|
Il faut sans doute revenir sur ce
G7 de Rome, non pas en raison de ce qu’il a décidé, pas
grand chose, ni même de ce que son communiqué a occulté
de la réalité des discussions qui y ont néanmoins eu
lieu, mais bien pour tout ce qu’il n’a pas décidé
et laissé en plan.
Certes, comme il a
été relevé, le G7 n’est plus ce qu’il
était. Il est devenu le « back seat
», le siège arrière du G20 écrit l’agence
Bloomberg, qui cite Paul Martin, ancien premier ministre et ministre des
finances canadien, qui a contribué à mettre sur pied le G20 il
y a une dizaine d’années. « Le monde a changé
(…) le G20 reflète la réalité de
l’économie globale. Ses ministres des finances deviennent les
principaux décideurs ».
Mais il n’empêche, il
était attendu plus de cette réunion des principales puissances
occidentales, comme il a été espéré plus du plan
de Timothy Geithner quelques jours auparavant.
Pourquoi ces deux déceptions successives ? En raison de la
disproportion constatée entre la crise financière et ses
conséquences économiques d’une part (je pense
particulièrement au Japon, mais la liste des pays très atteints
s’allonge tous les jours), et la timidité des mesures
annoncées d’autre part. Avec pour conséquence
immédiate des doutes profonds sur leur efficacité et des
craintes sur la suite.
Constater l’effondrement
d’un système peut être réjouissant pour ceux qui le
dénonçaient vainement, penser que l’on va se trouver sous
ses décombres est néanmoins peu plaisant.

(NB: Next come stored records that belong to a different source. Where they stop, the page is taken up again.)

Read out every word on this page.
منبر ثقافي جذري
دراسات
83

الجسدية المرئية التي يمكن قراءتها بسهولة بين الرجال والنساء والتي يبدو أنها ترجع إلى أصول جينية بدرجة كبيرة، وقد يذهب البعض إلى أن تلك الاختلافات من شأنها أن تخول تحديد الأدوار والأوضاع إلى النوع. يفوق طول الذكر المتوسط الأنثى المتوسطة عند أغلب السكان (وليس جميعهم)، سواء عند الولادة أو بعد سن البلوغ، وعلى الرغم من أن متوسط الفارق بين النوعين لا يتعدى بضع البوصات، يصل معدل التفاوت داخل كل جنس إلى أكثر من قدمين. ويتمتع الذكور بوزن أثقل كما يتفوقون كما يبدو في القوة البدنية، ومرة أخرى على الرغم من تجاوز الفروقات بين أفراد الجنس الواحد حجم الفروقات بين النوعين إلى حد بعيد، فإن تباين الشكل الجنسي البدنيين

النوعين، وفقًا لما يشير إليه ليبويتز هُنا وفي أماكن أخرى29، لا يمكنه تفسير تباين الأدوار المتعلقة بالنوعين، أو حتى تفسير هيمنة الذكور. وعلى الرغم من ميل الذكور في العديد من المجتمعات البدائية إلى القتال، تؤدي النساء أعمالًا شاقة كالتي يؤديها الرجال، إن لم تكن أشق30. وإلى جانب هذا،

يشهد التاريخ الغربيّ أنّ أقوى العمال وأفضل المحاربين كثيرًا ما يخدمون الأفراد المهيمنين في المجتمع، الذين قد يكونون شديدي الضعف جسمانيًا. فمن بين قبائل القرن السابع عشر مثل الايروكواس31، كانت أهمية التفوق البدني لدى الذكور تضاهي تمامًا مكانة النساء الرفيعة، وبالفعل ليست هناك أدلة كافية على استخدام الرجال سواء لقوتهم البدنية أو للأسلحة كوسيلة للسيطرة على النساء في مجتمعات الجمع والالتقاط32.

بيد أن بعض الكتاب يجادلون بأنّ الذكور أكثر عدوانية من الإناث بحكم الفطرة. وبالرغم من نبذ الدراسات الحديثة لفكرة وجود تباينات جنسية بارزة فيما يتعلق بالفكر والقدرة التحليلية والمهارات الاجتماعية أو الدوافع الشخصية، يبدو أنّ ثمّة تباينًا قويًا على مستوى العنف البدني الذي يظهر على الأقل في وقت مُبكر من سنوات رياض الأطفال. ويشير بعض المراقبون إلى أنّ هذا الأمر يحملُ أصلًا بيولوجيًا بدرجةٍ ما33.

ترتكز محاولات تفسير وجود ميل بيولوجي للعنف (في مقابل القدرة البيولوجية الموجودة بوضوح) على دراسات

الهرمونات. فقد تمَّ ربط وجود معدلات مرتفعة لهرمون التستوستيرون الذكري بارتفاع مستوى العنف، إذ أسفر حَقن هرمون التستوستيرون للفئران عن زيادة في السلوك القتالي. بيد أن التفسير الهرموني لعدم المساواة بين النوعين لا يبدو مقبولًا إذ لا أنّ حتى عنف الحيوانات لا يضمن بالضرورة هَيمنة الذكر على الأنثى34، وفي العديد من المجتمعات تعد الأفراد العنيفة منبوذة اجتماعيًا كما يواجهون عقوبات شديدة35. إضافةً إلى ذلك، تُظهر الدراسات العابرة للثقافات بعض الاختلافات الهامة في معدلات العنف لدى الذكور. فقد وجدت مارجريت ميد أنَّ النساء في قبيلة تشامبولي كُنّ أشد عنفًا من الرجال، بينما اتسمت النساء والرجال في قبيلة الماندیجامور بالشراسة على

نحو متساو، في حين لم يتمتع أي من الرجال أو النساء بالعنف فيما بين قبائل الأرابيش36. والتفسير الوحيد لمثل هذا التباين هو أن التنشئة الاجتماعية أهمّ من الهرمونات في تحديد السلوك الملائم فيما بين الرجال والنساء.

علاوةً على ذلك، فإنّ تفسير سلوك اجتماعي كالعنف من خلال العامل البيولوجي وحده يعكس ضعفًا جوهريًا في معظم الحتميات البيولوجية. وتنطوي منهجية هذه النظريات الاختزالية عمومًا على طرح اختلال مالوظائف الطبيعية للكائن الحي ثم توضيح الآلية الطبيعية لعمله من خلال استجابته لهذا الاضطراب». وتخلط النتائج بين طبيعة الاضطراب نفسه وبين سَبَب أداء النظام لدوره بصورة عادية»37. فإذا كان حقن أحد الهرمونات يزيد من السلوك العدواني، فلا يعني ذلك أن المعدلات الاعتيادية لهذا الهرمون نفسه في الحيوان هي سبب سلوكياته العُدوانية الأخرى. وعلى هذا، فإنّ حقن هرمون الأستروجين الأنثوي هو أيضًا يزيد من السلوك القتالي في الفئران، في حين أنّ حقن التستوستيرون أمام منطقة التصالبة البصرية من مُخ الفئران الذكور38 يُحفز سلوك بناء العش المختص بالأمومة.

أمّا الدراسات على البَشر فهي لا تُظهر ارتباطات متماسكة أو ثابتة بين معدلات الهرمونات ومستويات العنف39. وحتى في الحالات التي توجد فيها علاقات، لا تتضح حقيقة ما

Revenons sur le plan Geithner. Un article de The Economist
en a expéditivement fait le tour le 12 février dernier, en
quelques paragraphes sans appel. Que montre-t-il, sans le souligner
explicitement ? Que le montage compliqué – dévoilé
uniquement dans ses très grandes lignes – destiné
à faire le ménage des actifs toxiques, repose sur une confiance
dans la réaction des marchés, dont la participation est
sollicitée aux côtés de celle de l’Etat. Mais, en
même temps, qu’aucune confiance n’est accordée
à ce même marché, puisqu’il est prévu de
faire subir aux plus grosses institutions financières des «
stress tests », destinés à révéler ce
qu’elles cachent désespérément, la valeur
réelle de leurs actifs. Il n’est d’ailleurs pas
évident, pour faire un aparté, que le résultat de ces
tests sera rendu public ultérieurement. Ni que le détail des
mesures d’incitation prises par l’Etat afin de convaincre les
investisseurs d’y aller sera une fois mis au point disponible au grand
jour.
Il ne faut pas se méprendre
sur la réaction fulgurante et négative des marchés,
enregistrée à Wall Street, ni sur l’indignation
qu’elle a suscitée chez Barack Obama. Ce que les marchés attendaient, sans
prononcer le terrible mot qui commence par un « N »,
c’était une nationalisation des pertes, afin de pouvoir
réinvestir leur playground, la sonnerie du
début de la récréation. Il n’est pas certain que
la réaction de Barack Obama
ait uniquement exprimé un calcul politique destiné à
cultiver sa popularité, anticipant des mesures qui y contribueront
moins dans l’avenir, quand l’heure des additions sera venue. Il
donnait l’impression d’être outré devant tant
d’ingratitude des banques, vu le deal discret qui leur était
proposé de négocier. Comment, ils en veulent plus encore ?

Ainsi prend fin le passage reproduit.